25 DECEMBER 1953, Page 6

Death and Duty

But there is a• big difference between a few men being occasionally brutal and a whole unit being systematically bloodthirsty. It is this charge to which evidence like that in the Devons' journal will be held to lend weight. The Daily Herald quotes, not without relish, an extract from " C " Company's entry: " Our record to date—of which we are justly proud—reached 24 killed, 4 captured." One of the two things that sound bad about this is the low proportion of prisoners to killed; nevertheless, this proportion is higher than anything " C " Company would have got if they had been fighting the Japanese in the last war, and I think that we ought at least to know something about the Kikuyu's readiness to surrender (a thing the Japanese normally refused to do at all) before we start making sly references to the Devons' nickname, which is " The Bloody Eleventh." The other thing that sounds bad is the phrase " of which we are justly proud." This cliché, whose use would have been equally inevitable if " C " Company had destroyed a Panzer regiment or won the tug of war, will be taken, with others, as evidence of bloodlust.
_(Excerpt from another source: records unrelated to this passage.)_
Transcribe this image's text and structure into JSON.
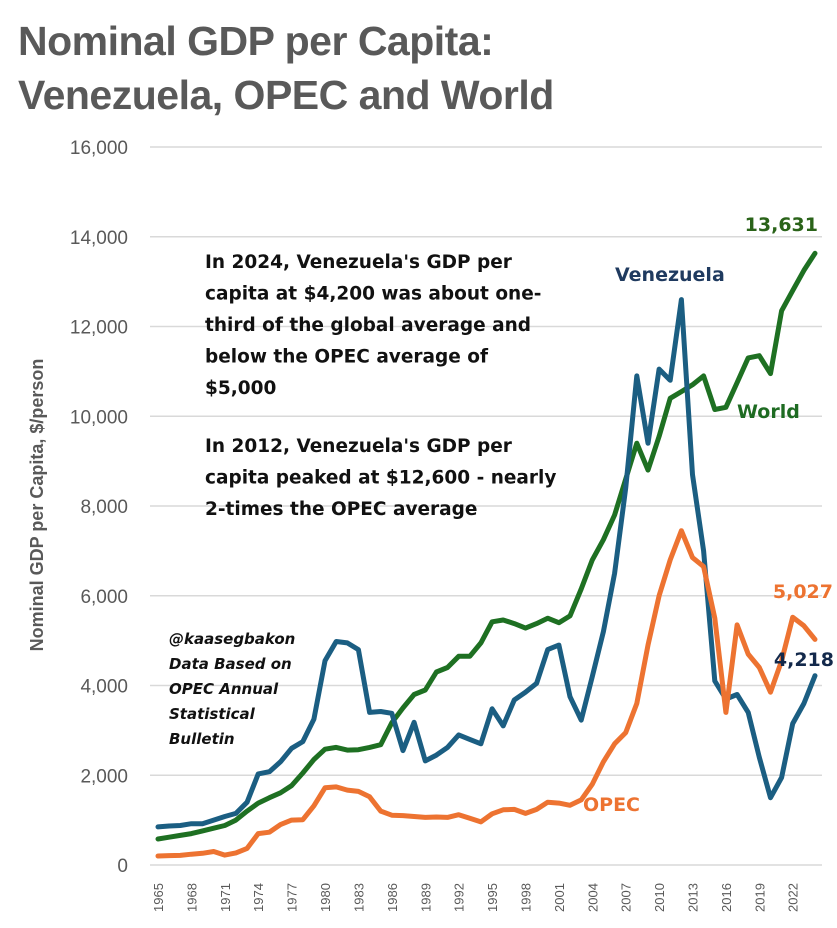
{
  "title_lines": [
    "Nominal GDP per Capita:",
    "Venezuela, OPEC and World"
  ],
  "chart_data": {
    "type": "line",
    "title": "Nominal GDP per Capita: Venezuela, OPEC and World",
    "xlabel": "",
    "ylabel": "Nominal GDP per Capita, $/person",
    "ylim": [
      0,
      16000
    ],
    "yticks": [
      0,
      2000,
      4000,
      6000,
      8000,
      10000,
      12000,
      14000,
      16000
    ],
    "ytick_labels": [
      "0",
      "2,000",
      "4,000",
      "6,000",
      "8,000",
      "10,000",
      "12,000",
      "14,000",
      "16,000"
    ],
    "xlim": [
      1965,
      2024
    ],
    "xtick_labels": [
      "1965",
      "1968",
      "1971",
      "1974",
      "1977",
      "1980",
      "1983",
      "1986",
      "1989",
      "1992",
      "1995",
      "1998",
      "2001",
      "2004",
      "2007",
      "2010",
      "2013",
      "2016",
      "2019",
      "2022"
    ],
    "grid": "horizontal",
    "legend": "none (direct labels)",
    "x": [
      1965,
      1966,
      1967,
      1968,
      1969,
      1970,
      1971,
      1972,
      1973,
      1974,
      1975,
      1976,
      1977,
      1978,
      1979,
      1980,
      1981,
      1982,
      1983,
      1984,
      1985,
      1986,
      1987,
      1988,
      1989,
      1990,
      1991,
      1992,
      1993,
      1994,
      1995,
      1996,
      1997,
      1998,
      1999,
      2000,
      2001,
      2002,
      2003,
      2004,
      2005,
      2006,
      2007,
      2008,
      2009,
      2010,
      2011,
      2012,
      2013,
      2014,
      2015,
      2016,
      2017,
      2018,
      2019,
      2020,
      2021,
      2022,
      2023,
      2024
    ],
    "series": [
      {
        "name": "Venezuela",
        "color": "#1b5e82",
        "label_color": "#1f3a5f",
        "end_label": "4,218",
        "end_label_color": "#13294b",
        "values": [
          850,
          870,
          880,
          920,
          920,
          1000,
          1080,
          1150,
          1400,
          2030,
          2080,
          2300,
          2600,
          2750,
          3250,
          4550,
          4980,
          4950,
          4800,
          3400,
          3420,
          3380,
          2550,
          3180,
          2320,
          2450,
          2620,
          2900,
          2800,
          2700,
          3480,
          3100,
          3680,
          3850,
          4050,
          4800,
          4900,
          3750,
          3230,
          4200,
          5200,
          6500,
          8400,
          10900,
          9400,
          11050,
          10800,
          12600,
          8700,
          7000,
          4100,
          3700,
          3800,
          3400,
          2400,
          1500,
          1950,
          3150,
          3600,
          4218
        ]
      },
      {
        "name": "World",
        "color": "#1e7022",
        "label_color": "#1e6b22",
        "end_label": "13,631",
        "end_label_color": "#2a6319",
        "values": [
          580,
          620,
          660,
          700,
          760,
          820,
          880,
          1000,
          1200,
          1380,
          1500,
          1610,
          1770,
          2050,
          2350,
          2580,
          2620,
          2560,
          2570,
          2620,
          2680,
          3170,
          3500,
          3800,
          3900,
          4300,
          4400,
          4650,
          4650,
          4950,
          5420,
          5460,
          5380,
          5280,
          5380,
          5500,
          5400,
          5550,
          6150,
          6800,
          7250,
          7800,
          8600,
          9400,
          8800,
          9550,
          10400,
          10550,
          10700,
          10900,
          10150,
          10200,
          10750,
          11300,
          11350,
          10950,
          12350,
          12800,
          13250,
          13631
        ]
      },
      {
        "name": "OPEC",
        "color": "#ed7331",
        "label_color": "#ed7331",
        "end_label": "5,027",
        "end_label_color": "#ed7331",
        "values": [
          200,
          210,
          215,
          240,
          260,
          300,
          220,
          270,
          370,
          700,
          730,
          900,
          1000,
          1010,
          1320,
          1720,
          1740,
          1670,
          1640,
          1520,
          1200,
          1110,
          1100,
          1080,
          1060,
          1070,
          1060,
          1120,
          1040,
          960,
          1140,
          1230,
          1240,
          1150,
          1240,
          1400,
          1380,
          1330,
          1450,
          1800,
          2300,
          2700,
          2950,
          3600,
          4900,
          6000,
          6800,
          7450,
          6850,
          6650,
          5500,
          3400,
          5350,
          4700,
          4400,
          3850,
          4550,
          5520,
          5330,
          5027
        ]
      }
    ],
    "annotations": {
      "note_2024": [
        "In 2024, Venezuela's GDP per",
        "capita at $4,200 was about one-",
        "third of the global average and",
        "below the OPEC average of",
        "$5,000"
      ],
      "note_2012": [
        "In 2012, Venezuela's GDP per",
        "capita peaked at $12,600 - nearly",
        "2-times the OPEC average"
      ],
      "credit": [
        "@kaasegbakon",
        "Data Based on",
        "OPEC Annual",
        "Statistical",
        "Bulletin"
      ]
    }
  }
}
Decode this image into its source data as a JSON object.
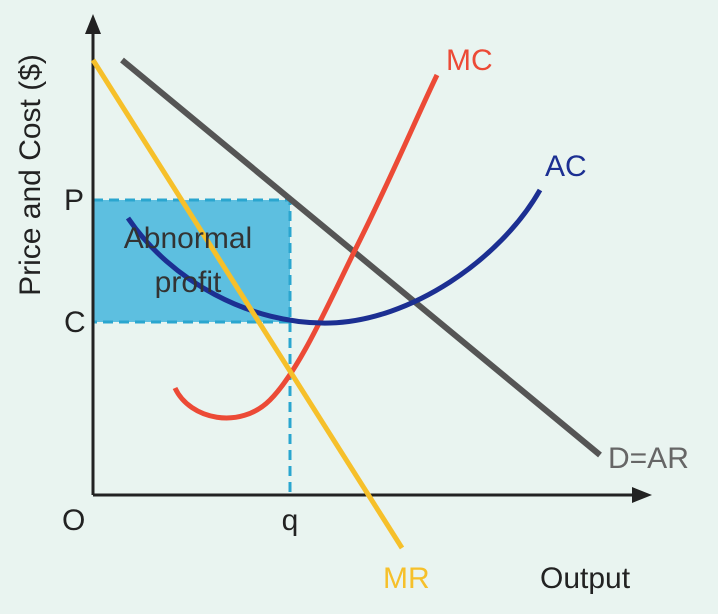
{
  "axis_labels": {
    "y": "Price and Cost ($)",
    "x": "Output",
    "origin": "O"
  },
  "markers": {
    "price": "P",
    "cost": "C",
    "quantity": "q"
  },
  "curves": {
    "mc": "MC",
    "ac": "AC",
    "demand": "D=AR",
    "mr": "MR"
  },
  "region": {
    "lines": [
      "Abnormal",
      "profit"
    ]
  }
}
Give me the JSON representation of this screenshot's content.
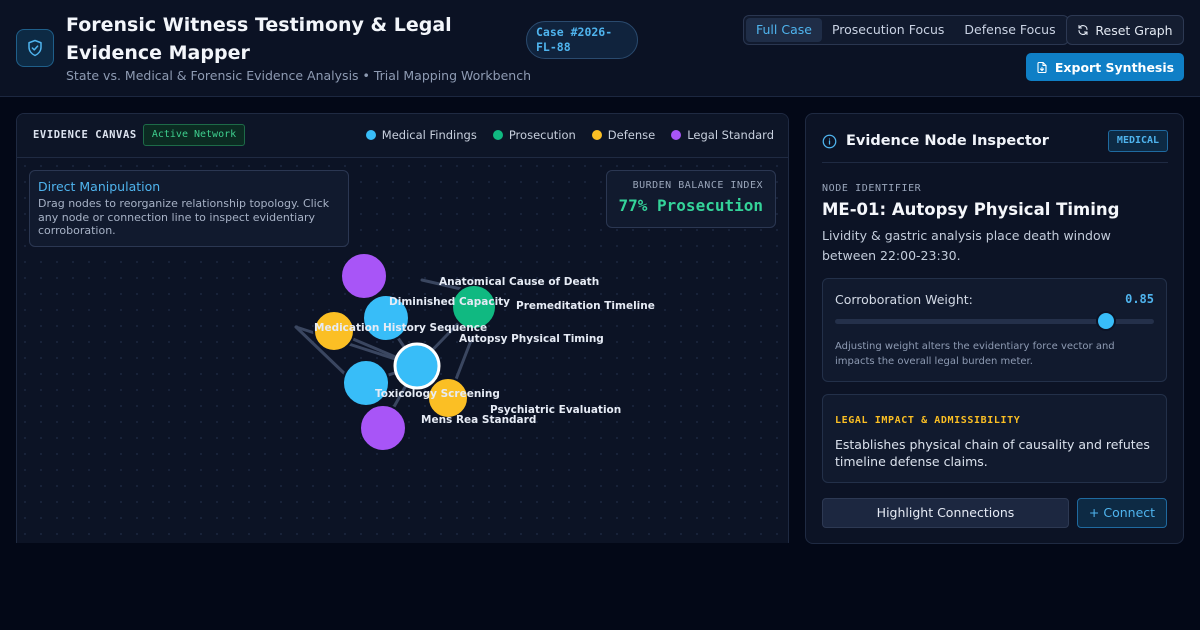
{
  "header": {
    "title": "Forensic Witness Testimony & Legal Evidence Mapper",
    "subtitle": "State vs. Medical & Forensic Evidence Analysis • Trial Mapping Workbench",
    "case_badge": "Case #2026-FL-88",
    "logo_icon": "shield-check-icon",
    "view_tabs": [
      "Full Case",
      "Prosecution Focus",
      "Defense Focus"
    ],
    "active_tab": "Full Case",
    "reset_label": "Reset Graph",
    "export_label": "Export Synthesis"
  },
  "canvas": {
    "title": "EVIDENCE CANVAS",
    "status_badge": "Active Network",
    "legend": [
      {
        "label": "Medical Findings",
        "color": "#38bdf8"
      },
      {
        "label": "Prosecution",
        "color": "#10b981"
      },
      {
        "label": "Defense",
        "color": "#fbbf24"
      },
      {
        "label": "Legal Standard",
        "color": "#a855f7"
      }
    ],
    "hint_title": "Direct Manipulation",
    "hint_text": "Drag nodes to reorganize relationship topology. Click any node or connection line to inspect evidentiary corroboration.",
    "burden_label": "BURDEN BALANCE INDEX",
    "burden_value": "77% Prosecution",
    "node_labels": [
      "Anatomical Cause of Death",
      "Diminished Capacity",
      "Premeditation Timeline",
      "Medication History Sequence",
      "Autopsy Physical Timing",
      "Toxicology Screening",
      "Psychiatric Evaluation",
      "Mens Rea Standard"
    ]
  },
  "inspector": {
    "title": "Evidence Node Inspector",
    "icon": "info-icon",
    "category_badge": "MEDICAL",
    "node_id_label": "NODE IDENTIFIER",
    "node_name": "ME-01: Autopsy Physical Timing",
    "node_description": "Lividity & gastric analysis place death window between 22:00-23:30.",
    "weight_label": "Corroboration Weight:",
    "weight_value": "0.85",
    "weight": 0.85,
    "weight_note": "Adjusting weight alters the evidentiary force vector and impacts the overall legal burden meter.",
    "impact_label": "LEGAL IMPACT & ADMISSIBILITY",
    "impact_text": "Establishes physical chain of causality and refutes timeline defense claims.",
    "highlight_label": "Highlight Connections",
    "connect_label": "+ Connect"
  },
  "colors": {
    "medical": "#38bdf8",
    "prosecution": "#10b981",
    "defense": "#fbbf24",
    "legal": "#a855f7",
    "accent": "#0f7fc6"
  }
}
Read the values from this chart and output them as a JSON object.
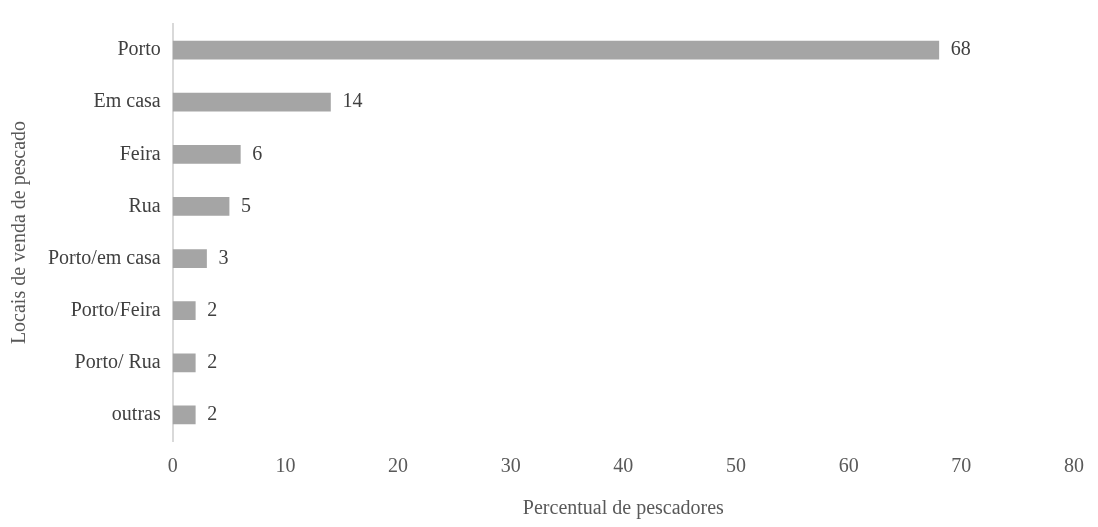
{
  "chart_data": {
    "type": "bar",
    "orientation": "horizontal",
    "xlabel": "Percentual de pescadores",
    "ylabel": "Locais de venda de pescado",
    "categories": [
      "Porto",
      "Em casa",
      "Feira",
      "Rua",
      "Porto/em casa",
      "Porto/Feira",
      "Porto/ Rua",
      "outras"
    ],
    "values": [
      68,
      14,
      6,
      5,
      3,
      2,
      2,
      2
    ],
    "color": "#a5a5a5",
    "xlim": [
      0,
      80
    ],
    "xticks": [
      0,
      10,
      20,
      30,
      40,
      50,
      60,
      70,
      80
    ],
    "grid": false,
    "legend": false,
    "data_labels": true
  }
}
I don't think it is anything of the sort, and I don't see how, when soldiers are ordered to carry out hazardous and unpleasant duties, you can stop them from taking pride in having dis- charged them successfully. A friend of mine who recently spent some time in the Devons' regimental sector said that they were almost embarrassingly popular with the loyal Africans, whose line was " While these soldiers are here our children are safe. Please do not send them anywhere else." To put these matters in perspective is an exceptionally difficult task, and anyone who attempts it automatically incurs the suspicion of being (at best) an unfeeling brute. But I think it is unfair to ask soldiers to do a grim job and then zeproach them because some of the results sound grim.